Saddam Hussein ran a thoroughly modern police state. Yet much of the prewar discussion described him as a tyrant in an almost classical mode. Of such characters, we know much, from Xenophon's description of Hiero of Syracuse to Shakespeare's Richard III. There is a radical disjunction between the one man who is the ruler and the people who are ruled. Tyrants are hated by their people. "Every tyrant knows full well," muses Hiero, "they are all his enemies, every man of them, who are despotically ruled by him."

Modern tyranny is more complicated. There remains, of course, a supreme ruler. But he presides over a network of repression consisting of functionaries in all government positions and an elaborate secret police. This extended cadre has reason to fear the leader, insofar as he may suspect the people around him of plotting against him, but it also profits from its association with him; it is vested in him. He is not alone. The people, meanwhile, are terrorized by this group. That has two main effects. First, people are cautious because they are afraid. Second, members of the repressive apparatus as a whole understand that they are all potentially in the position of Hiero--hated and safe only insofar as they preserve themselves in power.

The first blow of the war was an attempt to cut off the head of the regime by killing Saddam. This may or may not have been successful. It was surely a shot worth taking on the assumption that doing so would not unduly disrupt the war plan. But the death of Saddam and even of those closest to him in the bunker, including his sons, would not have meant the demise of the cadre that served him and benefited from his rule. On the contrary, that group would remain organized as well as exposed, and the most likely outcome under such conditions would be a swift and perhaps violent struggle that established a new leader followed by the continuation of repression as usual.

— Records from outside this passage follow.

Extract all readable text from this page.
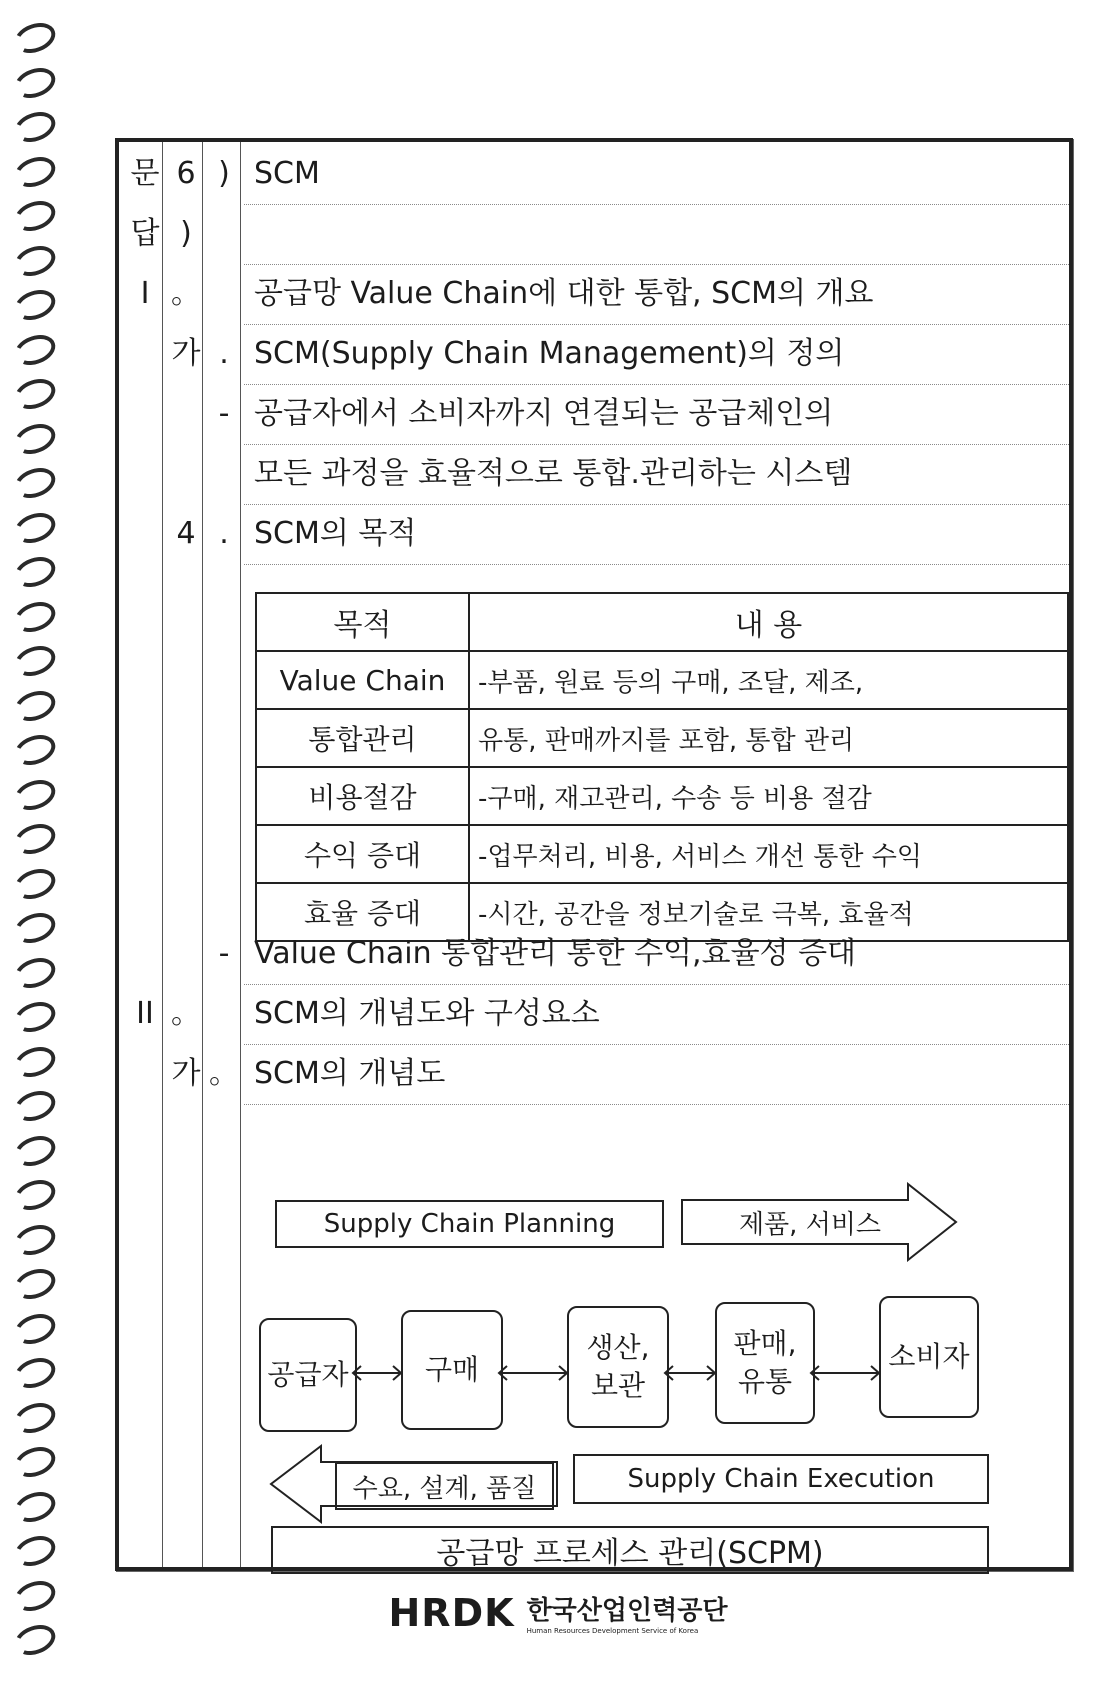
목적	내 용
Value Chain	-부품, 원료 등의 구매, 조달, 제조,
통합관리	유통, 판매까지를 포함, 통합 관리
비용절감	-구매, 재고관리, 수송 등 비용 절감
수익 증대	-업무처리, 비용, 서비스 개선 통한 수익
효율 증대	-시간, 공간을 정보기술로 극복, 효율적
Supply Chain Planning	제품, 서비스
공급자	구매
생산,
보관
판매,
유통
소비자
수요, 설계, 품질	Supply Chain Execution
공급망 프로세스 관리(SCPM)
문 6 ) SCM
답 )
I 。 공급망 Value Chain에 대한 통합, SCM의 개요
가 . SCM(Supply Chain Management)의 정의
- 공급자에서 소비자까지 연결되는 공급체인의
모든 과정을 효율적으로 통합.관리하는 시스템
4 . SCM의 목적
- Value Chain 통합관리 통한 수익,효율성 증대
II 。 SCM의 개념도와 구성요소
가 。 SCM의 개념도
HRDK 한국산업인력공단
Human Resources Development Service of Korea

This would remain true even in extremis, with U.S. bombs falling. To put it another way, we were expecting surrender from someone who has risked his life to seize and hold power in an apparatus of repression in which he has long been complicit. Yet why would such a one surrender? What would be in store for him if he did? As Hiero notes of "despotic power,"

it is not possible . . . to be quit of it. How could the life of any single tyrant suffice to square the account? How should he pay in full to the last farthing all the moneys of all whom he has robbed? with what chains laid upon him make requital to all those he has thrust into felons' quarters? how proffer lives enough to die in compensation of the dead men he has slain? how die a thousand deaths?

And of course, in the modern context, what was true of Hiero is true of the whole Baathist apparatus of repression.